Elle s’empara de l’une des prothèses, désigna l’endroit où elle enfoncerait son pied. À voir les éléments accrochés au plafond, elle s’était probablement déjà glissée dans la peau d’un chat, d’un cerf, d’un oiseau…
— J’enfilerai ensuite cette paire de prothèses pour faire plusieurs tours de la salle avec la jument, nous serons pile à la même hauteur, en parfaite synchronicité. Puis je m’allongerai de nouveau. Là, le biologiste me fera une prise de sang, mettra en évidence les marqueurs des antigènes du corps humain témoignant de la présence d’un corps étranger équin en moi, puis lyophilisera le sang grâce à ses machines, toujours devant le public. Chaque observateur pourra alors repartir avec un peu de poudre de mon sang placée dans un écrin métallique. Une sorte de reliquaire, contenant du sang de centaure, mélange parfait d’humain et d’animal. Fin de la performance.
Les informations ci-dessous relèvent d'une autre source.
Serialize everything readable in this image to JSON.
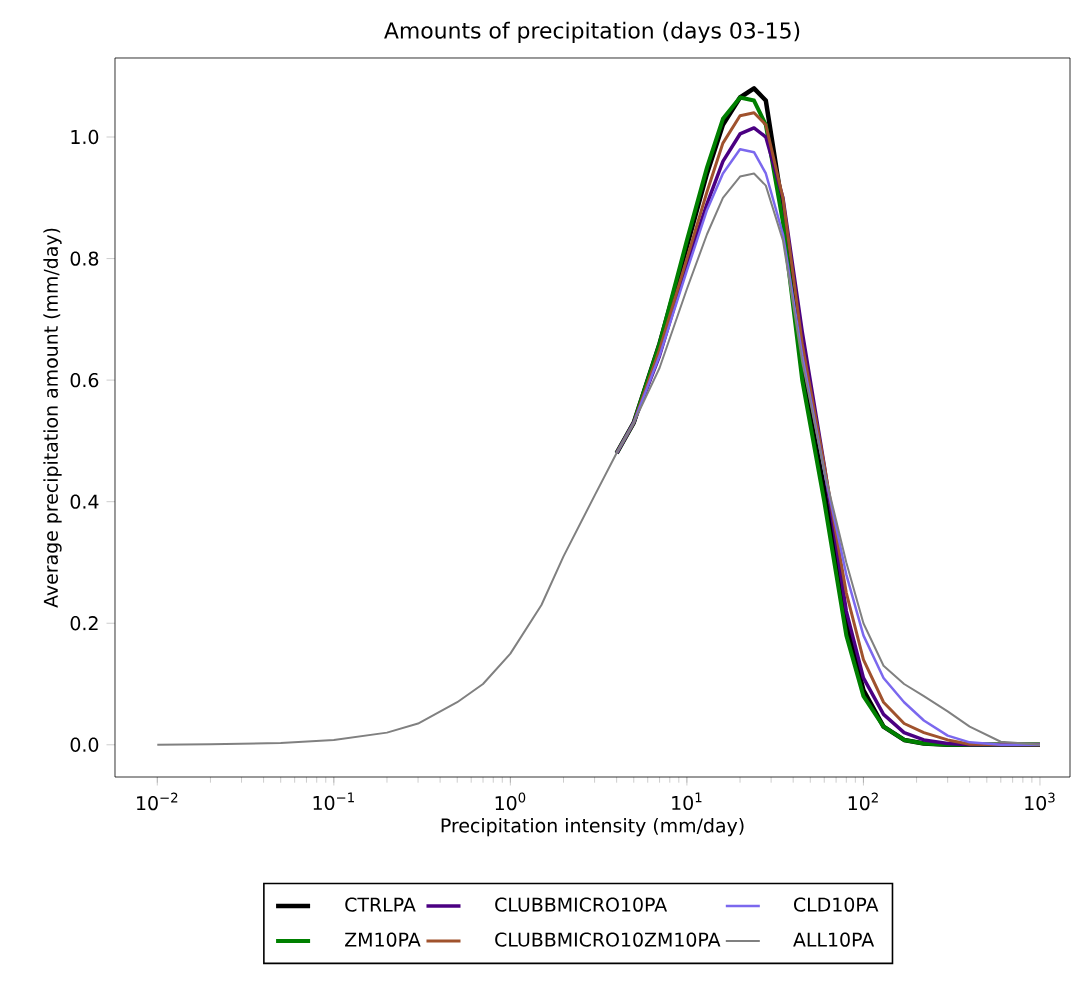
{
  "chart_data": {
    "type": "line",
    "title": "Amounts of precipitation (days 03-15)",
    "xlabel": "Precipitation intensity (mm/day)",
    "ylabel": "Average precipitation amount (mm/day)",
    "log": "x",
    "legend": "bottom",
    "xlim": [
      0.00576,
      1480
    ],
    "ylim": [
      -0.053,
      1.13
    ],
    "xticks": [
      {
        "value": 0.01,
        "label": "10$^{−2}$"
      },
      {
        "value": 0.1,
        "label": "10$^{−1}$"
      },
      {
        "value": 1,
        "label": "10$^{0}$"
      },
      {
        "value": 10,
        "label": "10$^{1}$"
      },
      {
        "value": 100,
        "label": "10$^{2}$"
      },
      {
        "value": 1000,
        "label": "10$^{3}$"
      }
    ],
    "yticks": [
      {
        "value": 0,
        "label": "0.0"
      },
      {
        "value": 0.2,
        "label": "0.2"
      },
      {
        "value": 0.4,
        "label": "0.4"
      },
      {
        "value": 0.6,
        "label": "0.6"
      },
      {
        "value": 0.8,
        "label": "0.8"
      },
      {
        "value": 1.0,
        "label": "1.0"
      }
    ],
    "x": [
      0.01,
      0.02,
      0.05,
      0.1,
      0.2,
      0.3,
      0.5,
      0.7,
      1,
      1.5,
      2,
      3,
      4,
      5,
      7,
      10,
      13,
      16,
      20,
      24,
      28,
      35,
      45,
      60,
      80,
      100,
      130,
      170,
      220,
      300,
      400,
      600,
      1000
    ],
    "series": [
      {
        "name": "CTRLPA",
        "color": "#000000",
        "values": [
          null,
          null,
          null,
          null,
          null,
          null,
          null,
          null,
          null,
          null,
          null,
          null,
          0.48,
          0.53,
          0.66,
          0.82,
          0.94,
          1.02,
          1.065,
          1.08,
          1.06,
          0.88,
          0.62,
          0.42,
          0.2,
          0.09,
          0.03,
          0.008,
          0.002,
          0,
          0,
          0,
          0
        ]
      },
      {
        "name": "ZM10PA",
        "color": "#008000",
        "values": [
          null,
          null,
          null,
          null,
          null,
          null,
          null,
          null,
          null,
          null,
          null,
          null,
          0.48,
          0.53,
          0.66,
          0.83,
          0.95,
          1.03,
          1.065,
          1.06,
          1.02,
          0.86,
          0.6,
          0.4,
          0.18,
          0.08,
          0.03,
          0.008,
          0.002,
          0,
          0,
          0,
          0
        ]
      },
      {
        "name": "CLUBBMICRO10PA",
        "color": "#4b0082",
        "values": [
          null,
          null,
          null,
          null,
          null,
          null,
          null,
          null,
          null,
          null,
          null,
          null,
          0.48,
          0.53,
          0.64,
          0.79,
          0.89,
          0.96,
          1.005,
          1.015,
          1.0,
          0.9,
          0.68,
          0.46,
          0.22,
          0.11,
          0.05,
          0.02,
          0.008,
          0.002,
          0,
          0,
          0
        ]
      },
      {
        "name": "CLUBBMICRO10ZM10PA",
        "color": "#a0522d",
        "values": [
          null,
          null,
          null,
          null,
          null,
          null,
          null,
          null,
          null,
          null,
          null,
          null,
          0.48,
          0.53,
          0.65,
          0.8,
          0.91,
          0.99,
          1.035,
          1.04,
          1.02,
          0.9,
          0.66,
          0.46,
          0.25,
          0.14,
          0.07,
          0.035,
          0.02,
          0.008,
          0.001,
          0,
          0
        ]
      },
      {
        "name": "CLD10PA",
        "color": "#7b68ee",
        "values": [
          null,
          null,
          null,
          null,
          null,
          null,
          null,
          null,
          null,
          null,
          null,
          null,
          0.48,
          0.53,
          0.64,
          0.78,
          0.88,
          0.94,
          0.98,
          0.975,
          0.94,
          0.84,
          0.64,
          0.45,
          0.28,
          0.18,
          0.11,
          0.07,
          0.04,
          0.015,
          0.004,
          0,
          0
        ]
      },
      {
        "name": "ALL10PA",
        "color": "#808080",
        "values": [
          0,
          0.001,
          0.003,
          0.008,
          0.02,
          0.035,
          0.07,
          0.1,
          0.15,
          0.23,
          0.31,
          0.41,
          0.48,
          0.53,
          0.62,
          0.75,
          0.84,
          0.9,
          0.935,
          0.94,
          0.92,
          0.83,
          0.63,
          0.45,
          0.3,
          0.2,
          0.13,
          0.1,
          0.08,
          0.055,
          0.03,
          0.005,
          0
        ]
      }
    ]
  }
}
Sharko trempa les lèvres dans son café. Ou cette femme avait une case en moins, ou il n’y comprendrait jamais rien à l’art. Sans doute un peu des deux.
— Je sais ce que vous pensez, lui dit Bonnière avec un sourire. Que je suis folle.
— J’essaie de comprendre le but, c’est tout.
— Vous êtes policier, terre à terre, c’est normal. Mais l’art a toujours eu pour vocation de transgresser. Quand j’utilise un limule pour peindre, je transgresse car j’ai tué un être vivant et précieux, mais ce limule s’exprime bien plus par mes œuvres et, quelque part, à travers mes tableaux, il défend la cause de tous les autres limules. Je travaille sur et avec le vivant, je crée de la communication avec lui. Vous comprenez ?
Sharko acquiesça sans conviction, puis désigna les différents ouvrages.
— Vous êtes une spécialiste du sang, à ce que je vois.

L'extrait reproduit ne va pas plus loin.